We cannot even stand the figurative silence of not being distracted. Left without anything to entertain us, we log onto Facebook or Twitter or Google-+ (well, not that), to engage in virtual conversation. But, again, these aren't conversations about anything, unless 17 things that will change the way you think about cruciferous vegetables is really a topic any more interesting than the gastrointestinal health of your great aunt. And, yet, try to go a day without engaging in them. Try to get students to go fifty-five minutes without checking Facebook or Instagram or Snapchat or Tinder or their text messages. Or watch as parents put an iPad in front of their child at a restaurant.
(Another day, I will have to think about why we prefer these virtual conversations to ones with the real people around us.)
In moments of silence, we are left with nothing more than ourselves and our own thoughts. We are left in a certain kind of solitude. Historically, this was often thought a good thing. Aristotle in the Ethics could think of nothing better than to be allowed just to think, self-sufficiently. Nietzsche in the Genealogy said that ascetics fled to the desert so that they could avoid being distracted and be left alone with their own thoughts, the things they really loved, as an expectant mother loves the child growing in her. But both of these stances require that we like our own thoughts, that we find something interesting and fruitful in them, that we find them to be of value. They require that when we look inside we find something there, and that we are not ashamed of what we find.

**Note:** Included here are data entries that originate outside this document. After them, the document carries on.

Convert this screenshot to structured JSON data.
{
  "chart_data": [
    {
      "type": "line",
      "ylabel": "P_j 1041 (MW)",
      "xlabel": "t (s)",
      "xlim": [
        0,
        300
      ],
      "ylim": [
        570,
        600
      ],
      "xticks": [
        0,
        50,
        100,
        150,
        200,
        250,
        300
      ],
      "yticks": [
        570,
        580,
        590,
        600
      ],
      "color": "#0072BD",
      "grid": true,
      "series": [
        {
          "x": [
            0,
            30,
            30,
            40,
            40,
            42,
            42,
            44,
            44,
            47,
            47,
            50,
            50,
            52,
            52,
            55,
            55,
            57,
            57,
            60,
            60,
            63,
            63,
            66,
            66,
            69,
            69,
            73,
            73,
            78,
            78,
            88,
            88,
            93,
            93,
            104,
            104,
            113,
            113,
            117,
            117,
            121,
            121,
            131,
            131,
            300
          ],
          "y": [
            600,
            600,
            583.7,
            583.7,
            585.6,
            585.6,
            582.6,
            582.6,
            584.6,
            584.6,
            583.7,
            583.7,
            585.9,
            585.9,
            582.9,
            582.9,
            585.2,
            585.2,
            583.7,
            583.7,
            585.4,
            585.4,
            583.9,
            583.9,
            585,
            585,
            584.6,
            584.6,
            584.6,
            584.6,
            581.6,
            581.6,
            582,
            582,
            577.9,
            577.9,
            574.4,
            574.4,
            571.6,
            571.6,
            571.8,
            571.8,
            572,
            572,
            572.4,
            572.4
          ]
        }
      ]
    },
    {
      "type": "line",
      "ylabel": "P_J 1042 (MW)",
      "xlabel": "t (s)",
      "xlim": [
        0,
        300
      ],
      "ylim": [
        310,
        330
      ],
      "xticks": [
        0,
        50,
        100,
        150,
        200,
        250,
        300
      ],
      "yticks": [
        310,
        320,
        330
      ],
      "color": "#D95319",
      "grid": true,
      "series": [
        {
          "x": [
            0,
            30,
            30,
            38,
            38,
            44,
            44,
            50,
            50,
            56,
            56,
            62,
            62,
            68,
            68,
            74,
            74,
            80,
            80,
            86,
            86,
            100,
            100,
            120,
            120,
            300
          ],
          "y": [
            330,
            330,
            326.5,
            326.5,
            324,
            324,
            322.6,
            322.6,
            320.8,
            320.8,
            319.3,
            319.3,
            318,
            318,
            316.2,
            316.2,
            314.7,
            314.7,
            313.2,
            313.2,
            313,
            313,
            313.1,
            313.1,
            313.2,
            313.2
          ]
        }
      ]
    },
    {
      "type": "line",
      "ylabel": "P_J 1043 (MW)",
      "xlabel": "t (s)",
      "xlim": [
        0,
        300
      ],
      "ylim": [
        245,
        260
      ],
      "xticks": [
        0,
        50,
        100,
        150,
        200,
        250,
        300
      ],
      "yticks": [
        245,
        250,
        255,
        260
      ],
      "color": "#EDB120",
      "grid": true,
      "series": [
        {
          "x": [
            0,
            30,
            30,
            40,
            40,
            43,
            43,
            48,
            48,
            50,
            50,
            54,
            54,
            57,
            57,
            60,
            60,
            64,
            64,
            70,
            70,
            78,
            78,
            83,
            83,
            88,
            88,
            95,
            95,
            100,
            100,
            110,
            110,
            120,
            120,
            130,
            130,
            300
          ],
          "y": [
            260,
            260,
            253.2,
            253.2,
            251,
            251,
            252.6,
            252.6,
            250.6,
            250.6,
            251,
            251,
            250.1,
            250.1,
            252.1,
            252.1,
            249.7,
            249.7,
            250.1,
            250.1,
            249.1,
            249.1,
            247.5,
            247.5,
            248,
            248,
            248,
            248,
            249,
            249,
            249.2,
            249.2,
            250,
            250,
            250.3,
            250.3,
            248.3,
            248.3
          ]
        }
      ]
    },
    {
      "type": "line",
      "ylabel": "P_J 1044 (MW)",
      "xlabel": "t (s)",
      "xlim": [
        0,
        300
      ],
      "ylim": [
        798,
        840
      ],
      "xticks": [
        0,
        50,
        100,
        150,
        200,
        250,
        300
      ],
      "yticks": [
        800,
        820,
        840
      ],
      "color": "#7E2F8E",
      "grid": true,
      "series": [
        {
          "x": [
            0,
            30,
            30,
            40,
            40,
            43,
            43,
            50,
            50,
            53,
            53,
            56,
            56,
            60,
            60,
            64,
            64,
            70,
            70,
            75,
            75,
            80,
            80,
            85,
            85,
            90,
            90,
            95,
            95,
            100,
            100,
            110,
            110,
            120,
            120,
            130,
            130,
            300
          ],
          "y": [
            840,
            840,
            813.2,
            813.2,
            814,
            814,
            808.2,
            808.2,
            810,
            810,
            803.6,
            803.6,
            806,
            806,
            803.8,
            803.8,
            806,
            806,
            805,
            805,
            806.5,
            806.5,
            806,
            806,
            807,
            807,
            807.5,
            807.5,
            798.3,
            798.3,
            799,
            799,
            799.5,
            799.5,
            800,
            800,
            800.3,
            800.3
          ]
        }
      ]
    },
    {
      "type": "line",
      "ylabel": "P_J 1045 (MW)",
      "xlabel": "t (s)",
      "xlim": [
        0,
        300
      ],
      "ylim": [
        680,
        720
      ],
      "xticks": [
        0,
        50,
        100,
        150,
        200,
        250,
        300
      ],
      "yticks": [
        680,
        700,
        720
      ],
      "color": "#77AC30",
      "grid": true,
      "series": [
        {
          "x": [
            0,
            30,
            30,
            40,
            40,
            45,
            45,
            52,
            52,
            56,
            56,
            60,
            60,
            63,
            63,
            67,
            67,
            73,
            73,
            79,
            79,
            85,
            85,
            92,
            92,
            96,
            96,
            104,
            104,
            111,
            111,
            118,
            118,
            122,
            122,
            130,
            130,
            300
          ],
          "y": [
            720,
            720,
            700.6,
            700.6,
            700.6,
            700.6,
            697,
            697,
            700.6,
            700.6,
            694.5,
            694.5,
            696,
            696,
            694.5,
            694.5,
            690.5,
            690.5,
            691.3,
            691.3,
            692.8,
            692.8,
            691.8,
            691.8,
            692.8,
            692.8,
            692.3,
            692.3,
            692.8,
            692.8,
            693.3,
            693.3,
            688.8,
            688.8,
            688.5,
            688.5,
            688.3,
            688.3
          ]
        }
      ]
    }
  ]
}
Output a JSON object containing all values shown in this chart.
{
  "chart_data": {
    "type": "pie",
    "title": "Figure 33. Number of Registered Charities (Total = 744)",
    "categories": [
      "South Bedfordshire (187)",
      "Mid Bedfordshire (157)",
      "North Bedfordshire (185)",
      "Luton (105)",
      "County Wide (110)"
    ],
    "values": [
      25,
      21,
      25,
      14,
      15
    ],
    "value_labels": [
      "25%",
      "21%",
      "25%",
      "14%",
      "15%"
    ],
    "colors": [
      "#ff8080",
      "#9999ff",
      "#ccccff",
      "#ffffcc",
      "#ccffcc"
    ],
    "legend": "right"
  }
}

If we dread silence, what does this say about our own relationship to ourselves and our thoughts? I fear it means either that we find nothing inside ourselves—that we are the Abyss to ourselves—or that we cannot bear what we do find and so need constantly to be distracted from it. As Simon says in Lord of the Flies, we discover that we are the Beast and we don't want to be left alone with it. Whether we find ourselves boring or terrifying, it cannot be a good sign. And, what else can our dread of silence mean?